Barron: It has been a year since George Floyd died. What has changed in the way you do business?
David Sand: Our job is to invest in underserved communities and underserved people. For 20 years our money has funded people at the bottom of the income scale, and those people are disproportionate minorities. We have geographic data, census data, a lot of data. What has changed is the willingness of counterparts to provide us with data on race, gender and ethnicity. [to allow Community Capital to focus its lending].
Prior to George Floyd’s death, we invested in mortgage-backed securities for women and minorities. People wanted something new to express their concerns. We launched our Minority Cares strategy on June 19, 2020 [a holiday marked on June 19 to commemorate the emancipation of enslaved people in the U.S.].
What is the Minority Cares strategy?
We have 18 impact themes at Community Capital. We found that in eight of them, the greatest preponderance of capital goes to minority communities, businesses and people of color. There are now $ 500 million in assets deployed in the strategy. We have over 40 clients directing money to the initiative. We report on the investments we make, including the number of loans made to minority borrowers, female borrowers, racial and ethnic areas of poverty, including Asian Americans. The goal is to have $ 2 billion in the strategy over five years.
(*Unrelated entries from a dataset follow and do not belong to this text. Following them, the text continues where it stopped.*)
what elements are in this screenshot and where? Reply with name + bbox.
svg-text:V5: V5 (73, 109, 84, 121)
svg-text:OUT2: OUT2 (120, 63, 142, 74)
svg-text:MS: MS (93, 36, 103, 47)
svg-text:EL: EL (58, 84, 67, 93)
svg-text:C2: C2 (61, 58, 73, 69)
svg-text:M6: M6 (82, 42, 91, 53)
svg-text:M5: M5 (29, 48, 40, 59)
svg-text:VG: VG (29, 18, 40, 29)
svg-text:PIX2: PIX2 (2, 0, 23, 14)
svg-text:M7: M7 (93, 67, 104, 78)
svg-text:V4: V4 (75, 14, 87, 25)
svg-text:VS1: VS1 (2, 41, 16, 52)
What is a typical investment?
We have invested in an affordable mortgage pool tailor-made for low- and moderate-income Black borrowers. It included 16 loans in nine different states. Seven of the loans are made to black female borrowers. Three are in high poverty census tracts, 10 are in majority minority census tracts. We have invested in a commercial mortgage-backed security agency financing low-rental housing tax credit property where 75% of the population are minorities and 21% live below the poverty line. We also invested in a corporate bond issued by Howard University. Historically black universities and colleges have a long overdue moment of recognition.
Community Capital recently published a report about the Black Home Ownership Gap in the US What did you find?
There is a gulf between black and white homeownership rates, even when you hold income, credit scores, and education constant. It’s stubborn. It affects families and communities from generation to generation. Over the past year, by all the statistics we see, the gap has widened. The people most affected for health and the economy during Covid-19 were minority communities. We’re pretty sure when the statistics come out that the homeownership rate will have declined in 2021 rather than increased. It is more important that there are solutions and capital [to mitigate it]. We are an agent for this.
Inflation is on the rise. How do you position your fund?
We need to take [Federal Reserve Chairman Jerome] Powell on his word that he wants to see inflation above 2% for an extended period before believing that deflationary pressures in the global economy before Covid have been addressed. I’m old enough to remember hyperinflation in the 1970s. It was a very pernicious form of low and middle income taxation. We are very, very far from that hyperinflation scale.
We are keeping the duration on the short side compared to our benchmark. We are always very positive about our product universe.
What does the offer of potential investments look like?
It varies by sector. Single-family mortgages are very sensitive to interest rates, but a lot of the world we work in is first-time homebuyers coming out of tenancy, and it will be interesting and interesting for them. Most important is what happens to the economy. Jobs are coming back and, it is reasonable to assume from a macro perspective of US GDP, we are out of the pandemic.
The supply of taxable municipalities was very strong towards the end of 2020 and continues this year. There may be an entirely new category [of investment] whether the infrastructure bill includes recognition of human capital infrastructure, such as the care economy – daycares, daycares, home care and community health centers. All are part of civic and community infrastructure. People realized during Covid that it was so important, that it is part of our national security.